Odds and ends from today’s testimony, significant and not so significant:

Sotomayor’s “wise Latina woman” comment dominated the questioning. After listening to her explain that comment at least 8 different ways today, my only conclusion is that she threw herself under the bus by explaining that her comment REALLY meant the opposite of what she said.

Here’s her quote (from 6 different speeches she’s given over the years):

“Justice O’Connor has often been cited as saying that a wise old man and wise old woman will reach the same conclusion in deciding cases….I am also not so sure I agree with the statement….Second, I would hope that a wise Latina woman with the richness of her experiences would more often than not reach a better conclusion than a white male who hasn’t lived that life.”
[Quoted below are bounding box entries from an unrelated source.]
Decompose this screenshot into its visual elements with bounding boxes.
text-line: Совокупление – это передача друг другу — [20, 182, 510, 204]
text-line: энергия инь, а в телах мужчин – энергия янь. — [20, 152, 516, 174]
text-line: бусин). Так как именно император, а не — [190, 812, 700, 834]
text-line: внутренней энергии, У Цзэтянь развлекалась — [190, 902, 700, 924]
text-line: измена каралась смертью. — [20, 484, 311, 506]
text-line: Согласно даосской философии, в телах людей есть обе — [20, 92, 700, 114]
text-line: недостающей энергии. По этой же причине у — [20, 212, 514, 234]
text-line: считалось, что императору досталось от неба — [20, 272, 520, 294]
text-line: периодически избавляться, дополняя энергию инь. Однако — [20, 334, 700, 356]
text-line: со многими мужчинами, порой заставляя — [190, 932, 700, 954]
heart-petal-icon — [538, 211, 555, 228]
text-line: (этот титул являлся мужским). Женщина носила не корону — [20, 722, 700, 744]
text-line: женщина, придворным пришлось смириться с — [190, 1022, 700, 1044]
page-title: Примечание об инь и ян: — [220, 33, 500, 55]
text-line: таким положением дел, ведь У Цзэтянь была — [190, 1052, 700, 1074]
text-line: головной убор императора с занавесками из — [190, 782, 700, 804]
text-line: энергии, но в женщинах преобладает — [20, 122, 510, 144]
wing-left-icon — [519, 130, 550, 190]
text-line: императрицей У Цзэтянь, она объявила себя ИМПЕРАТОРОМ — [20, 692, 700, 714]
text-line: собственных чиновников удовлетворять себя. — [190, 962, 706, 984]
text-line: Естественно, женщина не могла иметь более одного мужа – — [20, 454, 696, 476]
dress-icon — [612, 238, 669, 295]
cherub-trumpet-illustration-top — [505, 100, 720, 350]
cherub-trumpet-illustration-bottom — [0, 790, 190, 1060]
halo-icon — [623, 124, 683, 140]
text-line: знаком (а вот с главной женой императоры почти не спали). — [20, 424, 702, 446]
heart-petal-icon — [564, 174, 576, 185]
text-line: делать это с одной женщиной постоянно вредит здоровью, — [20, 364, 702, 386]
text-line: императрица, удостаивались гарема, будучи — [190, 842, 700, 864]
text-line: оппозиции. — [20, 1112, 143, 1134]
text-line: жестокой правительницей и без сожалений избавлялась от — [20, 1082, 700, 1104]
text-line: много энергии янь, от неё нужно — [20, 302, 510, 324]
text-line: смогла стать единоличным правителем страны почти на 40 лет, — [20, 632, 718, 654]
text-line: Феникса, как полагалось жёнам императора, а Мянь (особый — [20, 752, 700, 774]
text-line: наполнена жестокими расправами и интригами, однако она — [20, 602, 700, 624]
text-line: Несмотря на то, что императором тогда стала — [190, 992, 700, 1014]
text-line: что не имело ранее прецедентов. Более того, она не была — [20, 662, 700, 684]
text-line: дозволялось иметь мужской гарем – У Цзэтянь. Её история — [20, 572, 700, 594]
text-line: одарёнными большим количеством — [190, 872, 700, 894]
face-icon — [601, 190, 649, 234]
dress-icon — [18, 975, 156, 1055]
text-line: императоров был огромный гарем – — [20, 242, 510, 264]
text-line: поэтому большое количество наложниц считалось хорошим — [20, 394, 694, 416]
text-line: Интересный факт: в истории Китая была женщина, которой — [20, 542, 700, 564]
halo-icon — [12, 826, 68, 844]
And here are two different quotes from Sotomayor today – you be the judge:

“The words I used, I used agreeing with the sentiment that Justice Sandra Day O’Connor was attempting to convey.”

and

“I want to state up front, unequivocally and without doubt, I do not believe that any ethnic racial or gender group has an advantage in sound judging.”

On other issues:

Sotomayor clearly distanced herself from President Obama’s campaign speeches about how judges in the hard cases have to rely on their “heart.” Any judge hoping to get confirmed to the Supreme Court would probably do the same, but it was interesting to hear her completely disagree with the touchy-feely judicial philosophy of the former U. of Chicago constitutional law lecturer turned President.

A potential nomination-derailing subject for Sotomayor is her 12-year tenure on the Board of the Puerto Rican Legal Defense and Education Fund, during which the organization filed legal briefs in at least 6 important abortion cases arguing the most radically pro-abortion positions possible, from taxpayer funding of abortion, to equating abortion regulations with slavery. When Sen. Lindsey Graham asked about the organization and its radical litigation advocacy, Sotomayor used the Sgt. Schultz defense: “I know nothing, nothing!” Since it has been reported that she was deeply involved in the policy-making decisions which formed the litigation strategy of the PRLDEF, it remains to be seen in tomorrow’s questioning whether she can successfully continue to distance herself from those litigation positions.

Best inquirers of the day: Senators Kyl and Graham.

Most annoying habit: After a particularly effective Republican inquiry of Sotomayor, Chairman Leahy habitually injects a 30-second-or-so statement intended to rehabilitate the witness before he passes the witness to the next questioner. However, his bizarre off-the-cuff statements over the last couple days concerning Miguel Estrada, his rewriting of the “wise Latina” comment to say something completely different, and his attempts at humor have served to prove that he should stick to his script.

Tomorrow: 8 questioners still remain for round one; then a closed session; then round two of questions, with each questioner allotted 20 minutes.